Некоторые из высказываний в Евангелии от Иоанна заставляют нас думать о предопределении: что уверуют только те, кто избран Богом. Ученики Иисуса — это стадо, посланное Ему Отцом. «Все, что дает Мне Отец, ко Мне придет, и приходящего ко Мне не изгоню вон» (Ин. 6:37). «Никто не может придти ко Мне, если не привлечет его Отец, пославший Меня» (Ин. 6:44; см. также Ин. 6:65). «Не вы Меня избрали, а Я вас избрал и поставил вас, чтобы вы шли и приносили плод» (Ин. 15:16). Только те, кто «от Бога», услышат Его голос и поверят (Ин. 8:47; 18:37).

Бок о бок с такими высказываниями идут другие, в которых неверие объясняется человеческой греховностью. Люди предрасположены ко злу, и это мешает им прийти к свету (Ин. 3:19). Они ищут своей собственной славы, а не славы Божьей (Ин. 5:44). Их поступки показывают, что они — дети дьявола (Ин. 8:44). Они слепы, потому что сознательно не желают видеть (Ин. 9:39–41).

Иоанн не пытается примирить эти высказывания о божественном предопределении и моральной ответственности в единой системе. Он не видит противоречия в том, что вера — свободное волевое решение человека и в то же время дар Божьей благодати. Отсюда понятно, что «решение уверовать — не достижение и не заслуга человека, как у иудеев в законе, но просто правильный отклик, который стал возможен благодаря благодати Божьей и откровению в Иисусе» .[936]

Пребывание

Если вера — это способ войти в жизнь вечную, то пребывание обязательно для поддержания веры. Обычно само это понятие расценивается как мистическое, но оно просто трудно поддается определению. Это взаимное пребывание верующего во Христе (Ин. 6:56; 14:20–21; 15:5; 17:21) и Христа в верующем (Ин. 6:56; 14:20,23; 15:5; 17:23,26). Это аналог пребывания Сына в Отце (Ин. 10:38; 14:10–11,20–21; 17:21) и пребывания Отца в Сыне (Ин. 10:38; 14:10–11,21; 17:21,23).[937] Один раз сказано, что верующие пребывают и в Отце, и в Сыне (Ин. 17:21), и один — что и Отец, и Сын будут пребывать в верующих (Ин. 14:23).

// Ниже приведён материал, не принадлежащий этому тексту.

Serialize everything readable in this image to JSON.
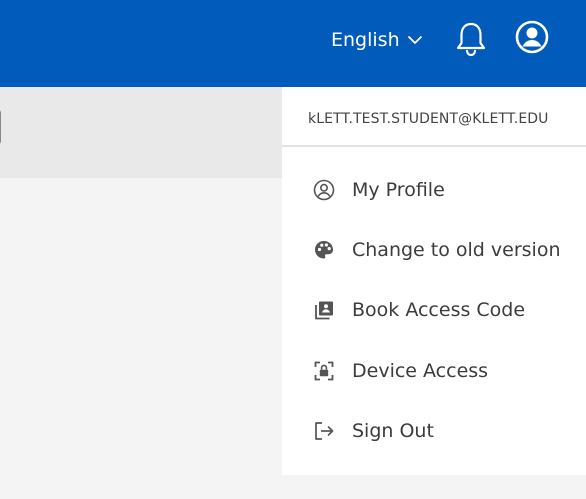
{
  "header": {
    "language_label": "English",
    "language_icon": "chevron-down-icon",
    "notifications_icon": "bell-icon",
    "account_icon": "account-circle-icon",
    "brand_color": "#005bbb"
  },
  "dropdown": {
    "email": "kLETT.TEST.STUDENT@KLETT.EDU",
    "items": [
      {
        "label": "My Profile",
        "icon": "profile-icon"
      },
      {
        "label": "Change to old version",
        "icon": "palette-icon"
      },
      {
        "label": "Book Access Code",
        "icon": "book-access-icon"
      },
      {
        "label": "Device Access",
        "icon": "device-lock-icon"
      },
      {
        "label": "Sign Out",
        "icon": "sign-out-icon"
      }
    ]
  }
}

«Мистицизм Иоанна» весьма отличается от мистицизма эллинистических религий, представленного в Герметическом корпусе, где верующий становится единым целым с Богом, т.е. обожествляется. (См. выше, с. 324 и далее.) У Иоанна верующий не утрачивает личных особенностей и человеческой природы. У нас нет свидетельств, что мистицизм Иоанна включал в себя экстаз. Напротив, это мистицизм личного и этического общения, основанного скорее на воле, чем на чувствах.[938] Эта идея сходна с представлением Павла о верующем во Христе и Христе в верующем (см. с. 554 и далее); но выражение

Павла имеет богословский характер, в то время как Иоанн говорит скорее о личном общении. Конкретный смысл этого выражения у Иоанна прояснится, если рассмотреть другие случаи употребления им глагола тепo. Пребывать в Иисусе значит пребывать в Его слове (Ин. 8:31), не во тьме (Ин. 12:46), а в свете (1 Ин. 2:10), в учении (2 Ин. 9), в Его любви (Ин. 15:9–10), соблюдать Его заповеди (1 Ин. 3:24), любить другдруга(1 Ин. 4:16). Для Иисуса пребывать в Своих учениках значит, что Его слово пребывает в них (Ин. 5:38), что в них пребывают Божья любовь (1 Ин. 3:17) и истина (2 Ин. 2).[939] Неверующие, напротив, пребывают во тьме (Ин. 12:46) и смерти (1 Ин. 3:14). Пребывание во Христе означает постоянное общение с Ним.

Этика Иоанна

Литература: J.Moffatt, Love in the NT (1929), 253–308; L.Dewar, An Outline of NT Ethics (1949), 183–200; R.N.Flew, Jesus and His Way (1963), 149–77; R.Schnackenburg, The Moral Teaching of the NT (1965), 307–46; M. De Jonge, «Eschatology and Ethics in the Fourth Gospel», Jesus: Stranger from Heaven and Son of God (1977), 169–91; B.Gerhardsson, The Ethos of the Bible (1981), 93–116; W.Schrage, The Ethics of the NT (1988), 295–319; E.Lohse, Theological Ethics of the NT (1991).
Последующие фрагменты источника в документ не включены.